Puffins threatened in the United States
Tuesday, June 4, 2013, 2:10 PM -
Puffin populations are at risk in the United States and possibly elsewhere, researchers say.
In the Gulf of Maine, warming oceans are driving away the fish they feed on.
The survival rate of chicks on Maine's main puffin settlements plunged last summer, and dozens of emaciated birds were found on the coast of Massachusetts and Bermuda last winter, drawing the attention of U.S. federal researchers.
With a colorful striped beak and pear-shaped body, puffins are sometimes referred to as "clowns of the sea" and are often cited as an example of successful seabird population restoration.
Between six and eight million puffins inhabit the North Atlantic from Maine to northern Russia, but they almost disappeared from Maine in the late 1800s, when settlers hunted them for food and for their feathers.
In 1901, only one pair of puffins was seen nesting in a remote corner of Maine. Today, Maine is home to more than 2,000 puffins.
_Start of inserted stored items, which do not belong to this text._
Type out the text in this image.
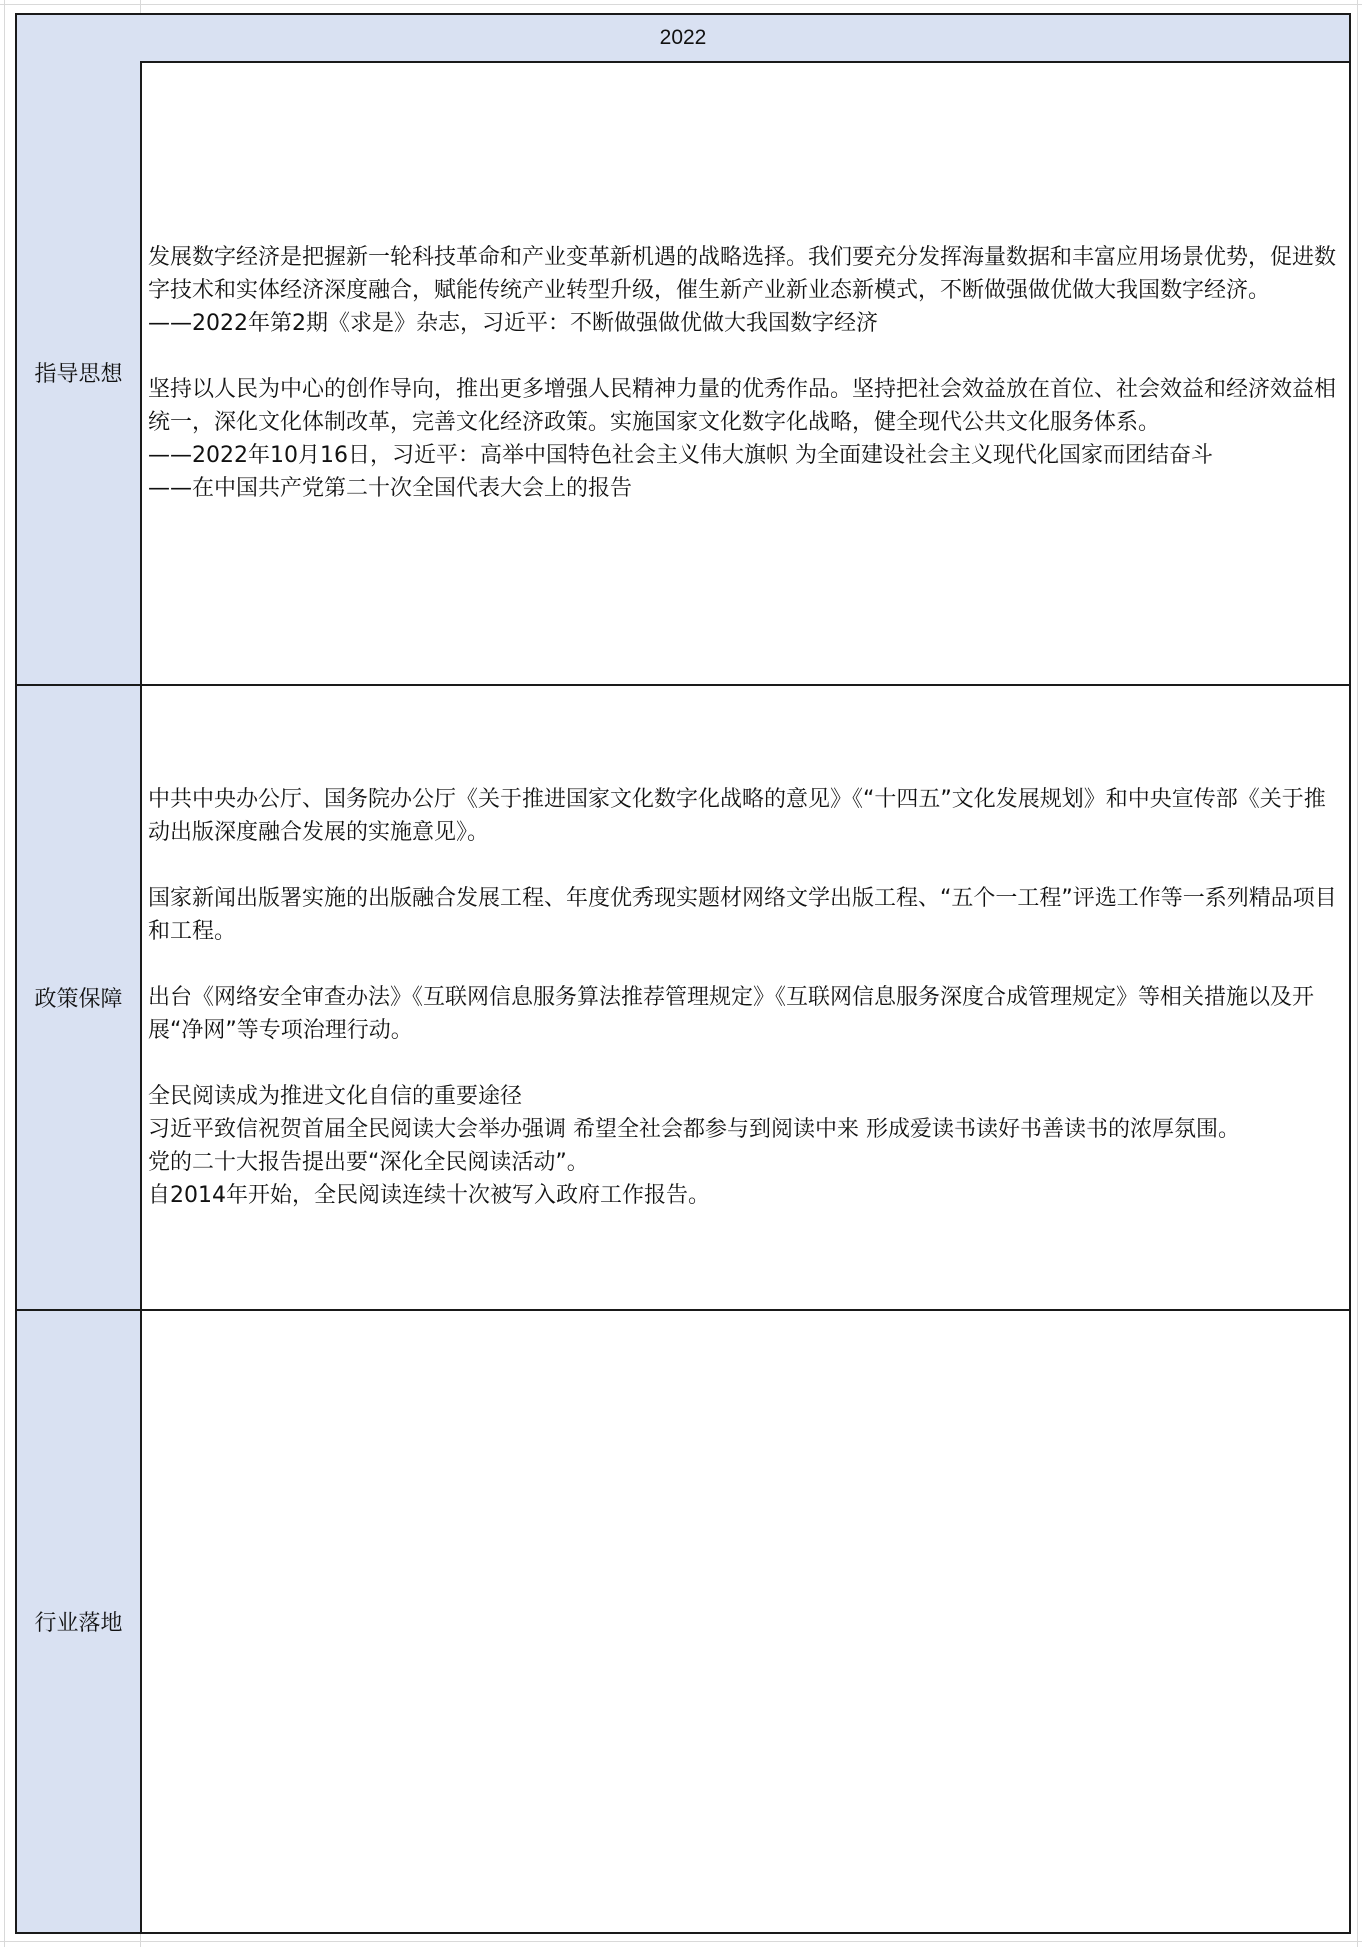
2022
指导思想

发展数字经济是把握新一轮科技革命和产业变革新机遇的战略选择。我们要充分发挥海量数据和丰富应用场景优势，促进数字技术和实体经济深度融合，赋能传统产业转型升级，催生新产业新业态新模式，不断做强做优做大我国数字经济。

——2022年第2期《求是》杂志，习近平：不断做强做优做大我国数字经济

坚持以人民为中心的创作导向，推出更多增强人民精神力量的优秀作品。坚持把社会效益放在首位、社会效益和经济效益相统一，深化文化体制改革，完善文化经济政策。实施国家文化数字化战略，健全现代公共文化服务体系。

——2022年10月16日，习近平：高举中国特色社会主义伟大旗帜 为全面建设社会主义现代化国家而团结奋斗

——在中国共产党第二十次全国代表大会上的报告

政策保障

中共中央办公厅、国务院办公厅《关于推进国家文化数字化战略的意见》《“十四五”文化发展规划》和中央宣传部《关于推动出版深度融合发展的实施意见》。

国家新闻出版署实施的出版融合发展工程、年度优秀现实题材网络文学出版工程、“五个一工程”评选工作等一系列精品项目和工程。

出台《网络安全审查办法》《互联网信息服务算法推荐管理规定》《互联网信息服务深度合成管理规定》等相关措施以及开展“净网”等专项治理行动。

全民阅读成为推进文化自信的重要途径

习近平致信祝贺首届全民阅读大会举办强调 希望全社会都参与到阅读中来 形成爱读书读好书善读书的浓厚氛围。

党的二十大报告提出要“深化全民阅读活动”。

自2014年开始，全民阅读连续十次被写入政府工作报告。

行业落地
Still, the survival rate of chicks is collapsing as the herring they rely on is migrating to cooler waters.
At Seal Island, a National Wildlife Refuge located 30 kilometers offshore, only 31 percent of the eggs laid last summer hatched, compared with an average success rate of 77 percent over the previous five years.
The largest puffin colony in Maine is on Machias Seal Island which rests along the border between Maine and New Brunswick.
It contains some 10,000 puffins, but the average weight of adults and babies is declining, probably due to lack of food, said Professor Tony Diamond, University of New Brunswick.
The amount of herring in the diet of birds is declining by 5 percent per year.
Diamond says that puffins are breeding later this year that usual on the island, which indicates stress.